Германские пушки палили по Исайе и Иеремии, Иезекиилю и Ездре, по Соломону и Суламифи, по Давиду, который вместе с Вирсавией — сюжет драмы, рукопись которой мы купили у нашего друга Именитого Академика, — уготовил печальный конец старому рогатому вояке («Какой же полководец не рогат, — думал Президент, — если к тому же он стар»); пушки палили и по «Прекрасному Богу» Амьенскому, по бесподобному лику, ныне разбитому, расплывшемуся в тумане, растаявшему последним вздохом камня в необратимых сумерках, лику самого прекрасного из Улыбающихся Ангелов. Но это выглядело, может быть, еще не так ужасно, как возмутительная хроника насилий над людьми. Парижская «Иллюстрасьон» издавала специальное приложение — серые брошюрки, которые убирались подальше от детей, — где подробно рассказывалось, как немецкие солдаты, овладев деревней или городком, хватали невинных девушек, школьниц, подростков где-нибудь на задворках сапожной мастерской, аптеки или похоронного бюро и насиловали их; девять солдат, десять солдат, одиннадцать, писала «Иллюстрасьон»; пятнадцать, сказал бы Луи Дюмур[200], любитель описывать такие зверства. Насиловали, не изменяя гнусной германской дисциплине и подчиняясь команде фельдфебелей, которые отдавали распоряжения: «Твоя очередь… Следующий, готовьсь…» Но все это — разрушение храмов, уничтожение святых писаний, осквернение алтарей, обезглавливание сибилл, поджоги, взрывы, насилия, иные злодеяния — не шло ни в какое сравнение с небывалой трагедией изувеченных детей. Если немецкий солдафон замечал ребенка, бредящего среди развалин в поисках убитой или уведенной врагом матери, и слышал его тихий плач, то, подойдя к нему, будто желая утешить, внезапным ударом сабли («У пехотинцев были сабли?» — задавал себе вопрос Перальта) отсекал ребенку руки: «Чтобы никогда ты не смог обратить против нас оружие». На обложке приложения к «Иллюстрасьон» был помещен фотомонтаж с изображением жертвы этой зверской ампутации: поднятые вверх культи на фоне апокалипсической картины сражения на Ипре…

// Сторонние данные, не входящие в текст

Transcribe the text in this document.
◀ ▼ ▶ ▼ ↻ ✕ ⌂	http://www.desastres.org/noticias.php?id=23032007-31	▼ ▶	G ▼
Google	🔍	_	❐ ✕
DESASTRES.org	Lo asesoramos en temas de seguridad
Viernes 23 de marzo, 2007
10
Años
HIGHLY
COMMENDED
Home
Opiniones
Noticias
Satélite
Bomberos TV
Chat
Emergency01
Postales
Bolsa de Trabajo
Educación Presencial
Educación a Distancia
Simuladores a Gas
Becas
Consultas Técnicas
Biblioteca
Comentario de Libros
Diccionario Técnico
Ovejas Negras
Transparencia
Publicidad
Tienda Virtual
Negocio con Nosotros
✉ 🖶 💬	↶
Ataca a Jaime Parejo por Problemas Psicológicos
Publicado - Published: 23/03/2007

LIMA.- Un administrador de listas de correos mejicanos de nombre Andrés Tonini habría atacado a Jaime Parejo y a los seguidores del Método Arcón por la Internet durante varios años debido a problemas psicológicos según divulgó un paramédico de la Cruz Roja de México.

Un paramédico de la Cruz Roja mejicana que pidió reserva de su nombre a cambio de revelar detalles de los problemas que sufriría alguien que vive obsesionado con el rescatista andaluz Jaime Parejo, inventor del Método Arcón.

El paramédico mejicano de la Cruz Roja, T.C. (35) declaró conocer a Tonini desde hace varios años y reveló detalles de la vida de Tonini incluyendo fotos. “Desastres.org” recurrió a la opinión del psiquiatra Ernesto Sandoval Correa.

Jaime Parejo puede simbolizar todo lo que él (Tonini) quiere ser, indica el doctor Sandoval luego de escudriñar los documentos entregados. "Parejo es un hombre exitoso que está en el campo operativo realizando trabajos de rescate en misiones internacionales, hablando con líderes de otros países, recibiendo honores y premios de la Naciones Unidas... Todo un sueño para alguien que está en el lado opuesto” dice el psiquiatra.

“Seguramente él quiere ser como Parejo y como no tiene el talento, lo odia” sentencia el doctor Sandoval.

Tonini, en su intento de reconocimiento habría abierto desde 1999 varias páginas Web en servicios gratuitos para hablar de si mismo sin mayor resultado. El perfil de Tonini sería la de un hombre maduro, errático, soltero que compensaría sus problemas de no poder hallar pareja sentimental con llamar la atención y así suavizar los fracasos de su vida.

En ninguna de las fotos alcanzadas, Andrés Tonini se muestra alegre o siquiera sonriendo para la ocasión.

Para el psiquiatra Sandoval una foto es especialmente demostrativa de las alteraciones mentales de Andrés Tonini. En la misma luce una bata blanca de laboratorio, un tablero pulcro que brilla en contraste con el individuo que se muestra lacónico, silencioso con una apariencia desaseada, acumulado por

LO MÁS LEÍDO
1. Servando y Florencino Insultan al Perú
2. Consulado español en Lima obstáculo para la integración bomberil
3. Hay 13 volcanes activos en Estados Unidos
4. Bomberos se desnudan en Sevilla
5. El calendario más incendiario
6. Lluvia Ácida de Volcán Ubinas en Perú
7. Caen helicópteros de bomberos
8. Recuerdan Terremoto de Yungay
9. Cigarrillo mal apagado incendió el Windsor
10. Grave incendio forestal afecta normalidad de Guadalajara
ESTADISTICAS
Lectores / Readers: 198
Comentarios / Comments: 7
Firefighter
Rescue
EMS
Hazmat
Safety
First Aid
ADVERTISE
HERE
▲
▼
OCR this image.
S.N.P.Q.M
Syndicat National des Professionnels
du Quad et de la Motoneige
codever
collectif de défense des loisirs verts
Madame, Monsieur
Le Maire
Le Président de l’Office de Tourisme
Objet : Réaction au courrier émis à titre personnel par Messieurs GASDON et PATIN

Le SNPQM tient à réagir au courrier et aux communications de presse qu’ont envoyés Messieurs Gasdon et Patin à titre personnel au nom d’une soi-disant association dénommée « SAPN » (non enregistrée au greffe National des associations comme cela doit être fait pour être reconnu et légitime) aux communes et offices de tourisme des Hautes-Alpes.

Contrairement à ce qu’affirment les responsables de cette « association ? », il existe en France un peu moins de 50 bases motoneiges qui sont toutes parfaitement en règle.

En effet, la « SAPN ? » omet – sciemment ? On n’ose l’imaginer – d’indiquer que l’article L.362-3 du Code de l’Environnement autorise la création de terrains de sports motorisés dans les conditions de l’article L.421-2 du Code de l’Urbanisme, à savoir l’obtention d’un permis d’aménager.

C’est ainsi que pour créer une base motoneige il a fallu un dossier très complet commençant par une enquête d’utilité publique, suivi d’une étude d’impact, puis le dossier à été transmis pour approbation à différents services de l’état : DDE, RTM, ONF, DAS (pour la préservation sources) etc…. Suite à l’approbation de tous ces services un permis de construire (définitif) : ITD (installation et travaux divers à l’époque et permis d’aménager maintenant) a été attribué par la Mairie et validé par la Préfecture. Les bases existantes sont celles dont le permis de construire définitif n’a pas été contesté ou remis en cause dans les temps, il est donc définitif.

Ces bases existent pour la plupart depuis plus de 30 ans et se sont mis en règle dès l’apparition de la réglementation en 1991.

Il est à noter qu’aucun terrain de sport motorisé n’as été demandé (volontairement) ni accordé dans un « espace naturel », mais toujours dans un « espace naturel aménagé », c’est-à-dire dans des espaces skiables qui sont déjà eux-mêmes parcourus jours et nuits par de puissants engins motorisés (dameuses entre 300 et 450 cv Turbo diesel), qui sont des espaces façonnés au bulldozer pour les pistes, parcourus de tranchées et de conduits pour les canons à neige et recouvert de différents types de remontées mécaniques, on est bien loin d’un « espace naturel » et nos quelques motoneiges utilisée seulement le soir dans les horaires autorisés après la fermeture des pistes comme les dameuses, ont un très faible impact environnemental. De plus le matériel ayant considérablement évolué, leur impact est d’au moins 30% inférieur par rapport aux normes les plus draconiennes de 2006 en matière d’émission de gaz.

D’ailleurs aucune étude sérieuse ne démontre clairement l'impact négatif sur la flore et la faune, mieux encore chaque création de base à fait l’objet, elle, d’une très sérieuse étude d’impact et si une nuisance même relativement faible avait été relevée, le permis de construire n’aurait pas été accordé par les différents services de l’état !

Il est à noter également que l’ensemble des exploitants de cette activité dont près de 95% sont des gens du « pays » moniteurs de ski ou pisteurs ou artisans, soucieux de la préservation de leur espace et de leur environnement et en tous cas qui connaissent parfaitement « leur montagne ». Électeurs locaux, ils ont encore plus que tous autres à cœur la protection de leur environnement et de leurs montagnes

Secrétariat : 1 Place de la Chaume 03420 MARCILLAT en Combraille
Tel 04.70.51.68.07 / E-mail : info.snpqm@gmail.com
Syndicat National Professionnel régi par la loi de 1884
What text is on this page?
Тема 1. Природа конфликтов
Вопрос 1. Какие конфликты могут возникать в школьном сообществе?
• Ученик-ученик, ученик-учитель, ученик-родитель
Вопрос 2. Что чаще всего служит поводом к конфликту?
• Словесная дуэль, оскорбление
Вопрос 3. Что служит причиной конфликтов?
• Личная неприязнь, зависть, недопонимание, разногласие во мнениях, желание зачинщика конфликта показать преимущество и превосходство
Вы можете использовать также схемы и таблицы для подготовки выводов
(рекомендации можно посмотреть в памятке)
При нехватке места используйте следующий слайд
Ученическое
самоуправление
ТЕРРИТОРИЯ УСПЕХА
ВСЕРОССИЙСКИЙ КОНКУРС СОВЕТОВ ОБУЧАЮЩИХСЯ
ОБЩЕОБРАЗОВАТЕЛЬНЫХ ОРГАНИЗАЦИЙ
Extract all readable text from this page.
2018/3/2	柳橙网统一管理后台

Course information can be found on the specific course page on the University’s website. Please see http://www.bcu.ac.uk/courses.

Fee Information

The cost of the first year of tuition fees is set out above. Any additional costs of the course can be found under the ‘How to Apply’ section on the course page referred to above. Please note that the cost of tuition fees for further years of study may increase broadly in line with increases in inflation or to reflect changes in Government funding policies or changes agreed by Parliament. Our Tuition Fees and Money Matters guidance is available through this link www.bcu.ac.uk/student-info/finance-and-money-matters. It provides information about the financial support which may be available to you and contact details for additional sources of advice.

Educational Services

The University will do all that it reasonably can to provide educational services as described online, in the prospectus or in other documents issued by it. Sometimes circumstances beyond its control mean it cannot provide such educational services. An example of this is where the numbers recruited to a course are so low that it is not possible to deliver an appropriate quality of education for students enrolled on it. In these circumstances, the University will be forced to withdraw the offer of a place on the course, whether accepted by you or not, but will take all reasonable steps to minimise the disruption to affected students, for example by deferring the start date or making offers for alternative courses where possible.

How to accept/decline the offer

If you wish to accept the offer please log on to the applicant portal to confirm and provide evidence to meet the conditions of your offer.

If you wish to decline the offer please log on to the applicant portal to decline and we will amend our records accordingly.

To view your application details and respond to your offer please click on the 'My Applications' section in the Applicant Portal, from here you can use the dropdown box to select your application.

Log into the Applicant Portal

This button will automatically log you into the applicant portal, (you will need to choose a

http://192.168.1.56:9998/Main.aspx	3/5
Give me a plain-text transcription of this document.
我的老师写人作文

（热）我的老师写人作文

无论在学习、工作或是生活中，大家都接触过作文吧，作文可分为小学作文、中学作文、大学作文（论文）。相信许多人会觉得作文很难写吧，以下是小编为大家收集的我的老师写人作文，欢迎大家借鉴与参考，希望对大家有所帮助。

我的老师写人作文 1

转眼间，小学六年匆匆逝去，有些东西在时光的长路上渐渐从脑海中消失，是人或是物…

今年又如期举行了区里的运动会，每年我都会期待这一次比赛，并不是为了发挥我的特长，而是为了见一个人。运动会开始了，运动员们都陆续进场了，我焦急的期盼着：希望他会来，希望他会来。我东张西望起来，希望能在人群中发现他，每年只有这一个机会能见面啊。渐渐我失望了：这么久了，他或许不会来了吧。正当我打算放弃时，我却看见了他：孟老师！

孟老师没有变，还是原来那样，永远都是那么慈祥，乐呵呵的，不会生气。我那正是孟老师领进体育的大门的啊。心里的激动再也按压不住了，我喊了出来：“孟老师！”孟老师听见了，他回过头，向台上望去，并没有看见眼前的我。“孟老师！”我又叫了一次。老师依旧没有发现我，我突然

Глава Нации ежедневно изучал эту прессу, отмечая красным карандашом то, что считал нужным перепечатать в своих газетах, дабы сконфузить и устыдить некоторых военных и бывших сотрапезников Хофмана, потенциальных «Вторых Фрициков», которые, по имеющимся у него сведениям, были недовольны, хотя и не выражали открыто своего недовольства, недавней отменой каски с острием, этой важной принадлежности парадной формы офицеров Национальной Армии. Подобным читателям, особо нуждающимся в дегерманизации, и предназначались в первую очередь статьи об ограблениях прекрасных замков, краже часов — о часах, кстати, уже начали писать в 1870 году, — о переплавке шестисотлетних колоколов, о базиликах, превращенных в сортиры, о надругательствах над святынями и о состязаниях в стрельбе по холстам Мемлинга или Рембрандта, затевавшихся пьяными капитанами…
Смотрел Глава Нации по утрам на подоблачные выси Колонии Ольмедо — черные скалы в тутовых деревьях, одна-две прижившиеся ели, тонкие изгибы виноградных лоз, — и думал, что эти подонки там, наверху, несмотря на вопли «Да здравствуйт р-р-роди-на!» — их девок с рыжими косами, наряженных местными крестьянками и встречавших его с букетами фиалок, когда он посещал их главное селение, были в глубине души заодно с теми, кто отсекал руки детям там, в Артуа или Шампани, чьи обезображенные войной пейзажи — выщербленные дома, обуглившиеся деревья, перепаханная снарядами земля — представали перед нами на картинах Жоржа Скотта и Люсьена Симона, присылались в качестве бесплатных приложений и годились для рамок любого размера. Болотно-серая цветовая гамма была призвана подчеркнуть трагизм пустых площадей, разрушенных ратуш, балочных скелетов средневековых зданий, а кое-где, как обвинение, выдвинутое самой землей, изображался голый ствол некогда величавого дуба, без листвы и ветвей, героически выжившего, устоявшего, — ствол, который, казалось, кричал среди всеобщего опустошения сотней ртов своей изодранной коры…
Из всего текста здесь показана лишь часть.